Jaartallen die in de beschrijvende tekst genoemd worden, kunnen worden beschouwd als historische keerpunten en moeten door de leerlingen gekend worden. De jaartallen bij de voorbeelden hoeven niet gekend te worden.
Bron: Syllabus voor het centraal examen

 

Terug

9. Waarin verschillen examenvragen uit de pilots van vragen over de historische contexten?

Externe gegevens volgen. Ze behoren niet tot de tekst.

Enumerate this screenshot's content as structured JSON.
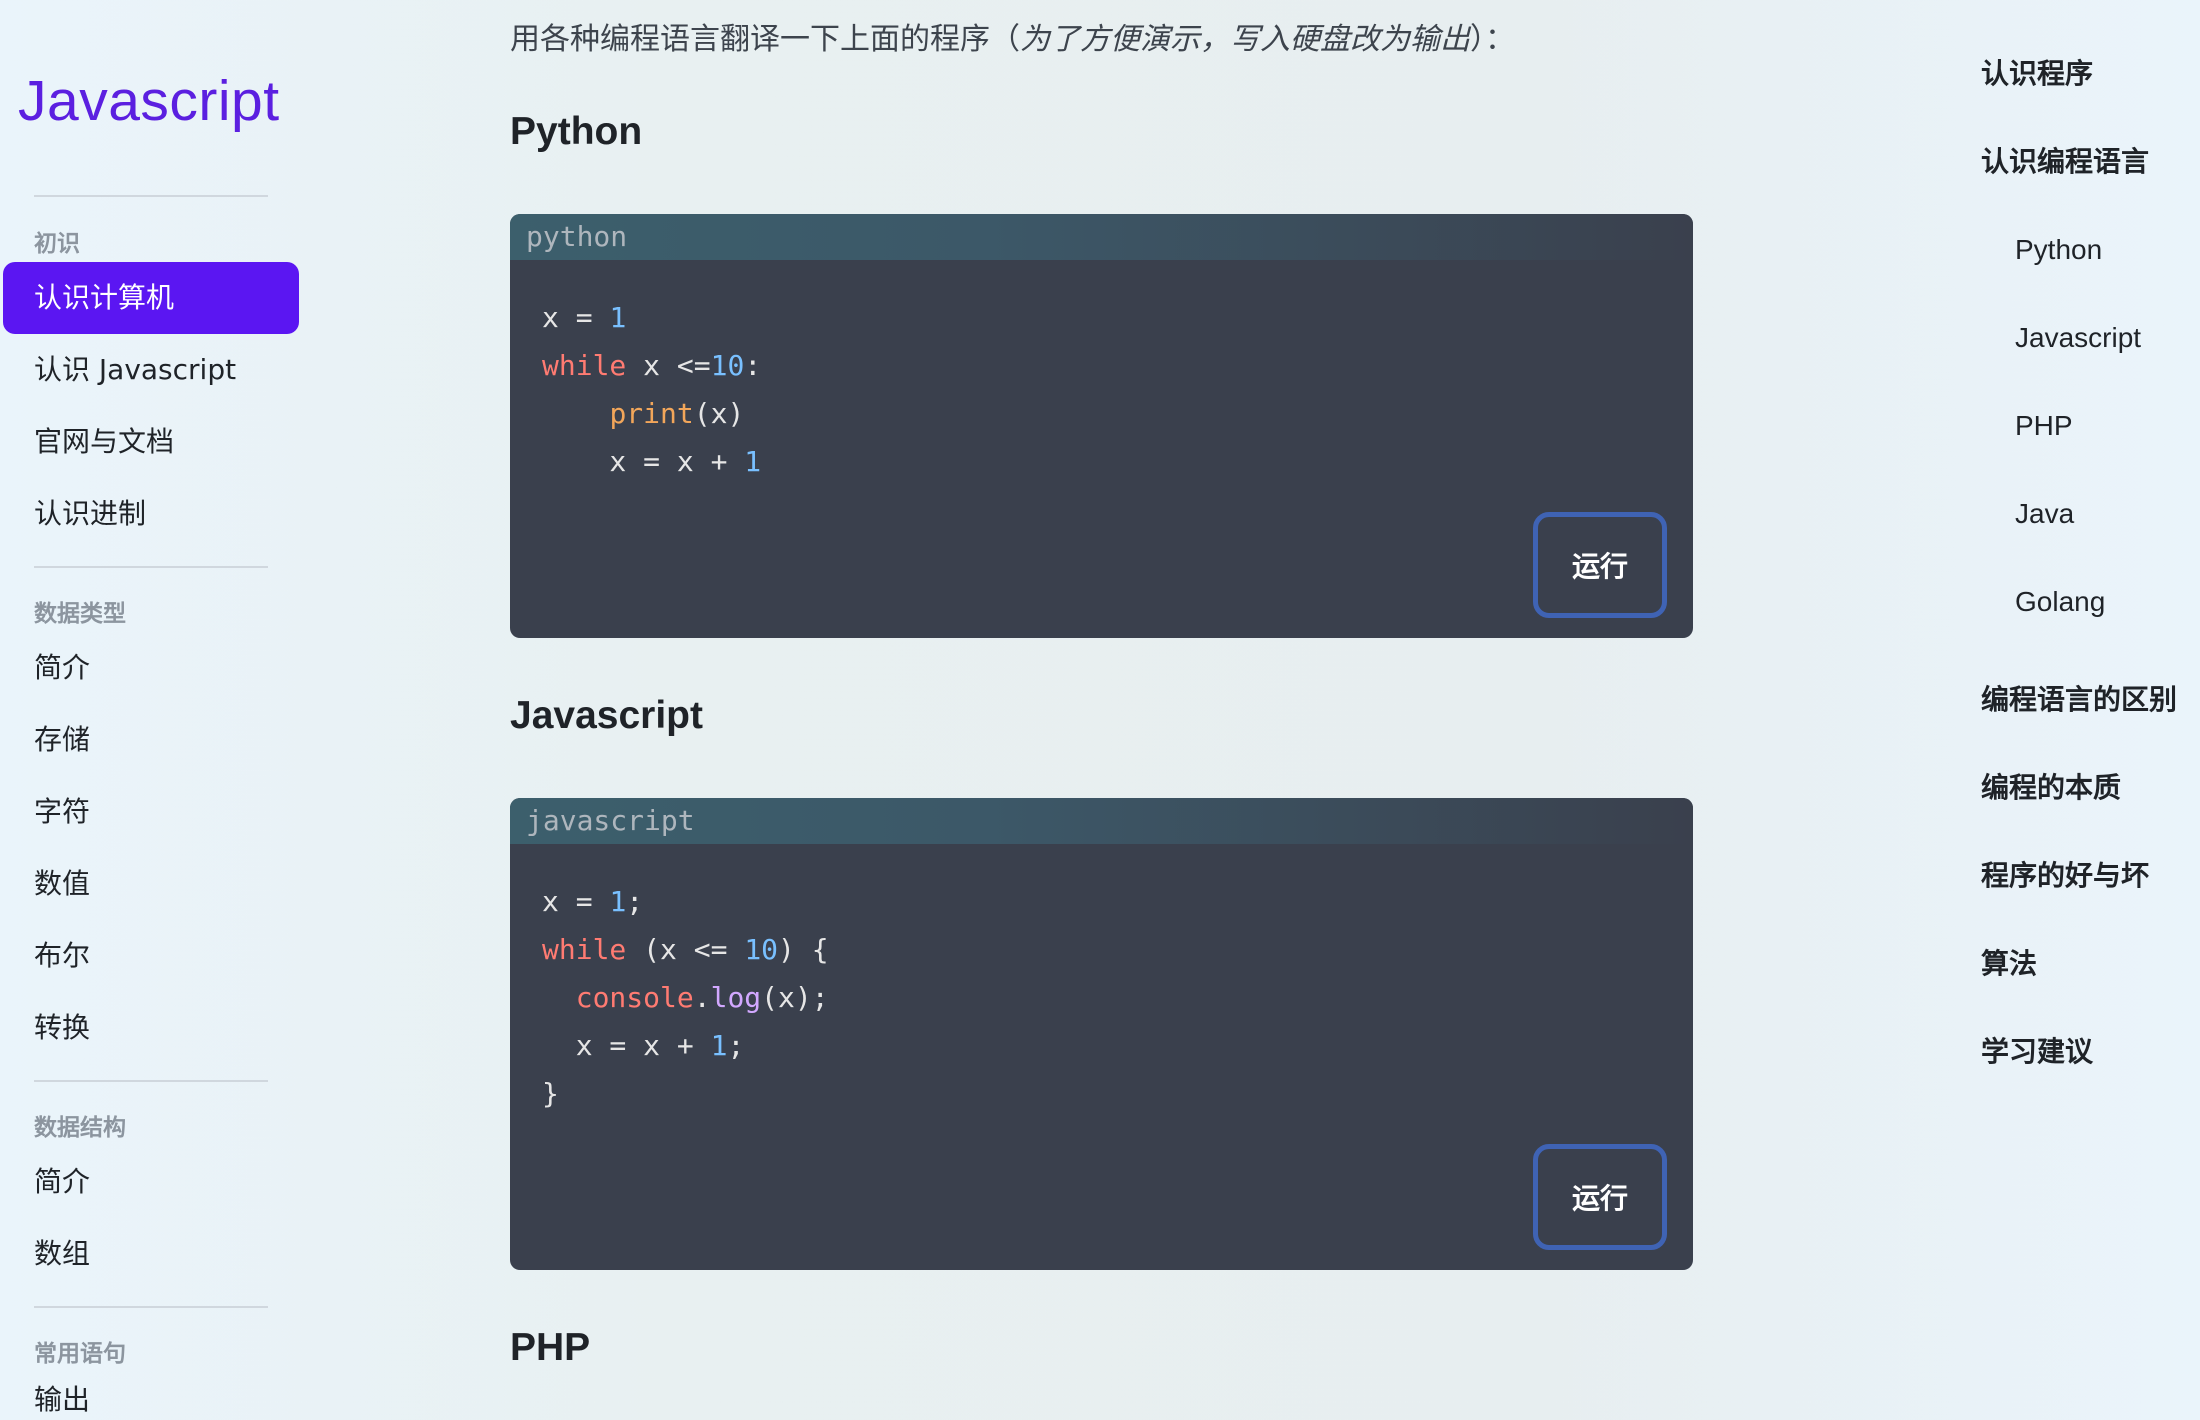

De vragen in de pilotexamens kenden geen historische contexten. Dat betekent dat voor de inhoud van de antwoorden niet van vaststaande kennis kon worden uitgegaan. Elke kandidaat had eigen voorbeelden van de kenmerkende aspecten geleerd, zoals het examenprogramma voorschrijft. Dat betekende voor de examenvragen dat daarin veel extra informatie moest worden gegeven. Bijvoorbeeld bij vragen over de Koude Oorlog wie Stalin en Truman waren. De historische contexten geven aan welke voorbeelden algemeen gekend zijn, en welke specifieke historische kennis gekend moet worden om deze voorbeelden in de tijd te kunnen plaatsten.
Bron: Syllabus voor het centraal examen

 

Terug


10. Waar vind ik voorbeeld toetsvragen?

Op Histoforum staan de opgaven van alle pilotexamens vanaf 2006 per periode geordend in wordbestanden met vragen en bronnen bij elkaar (wachtwoord via kaap@kpnmail.nl). Wilt u liever de afzonderlijke examens gebruiken kijk dan op de website van het College voor Examens: www.cvte.nl/item/pilotexamens_geschiedenis.

 

Terug

11. Waar vind ik de examens van dit jaar?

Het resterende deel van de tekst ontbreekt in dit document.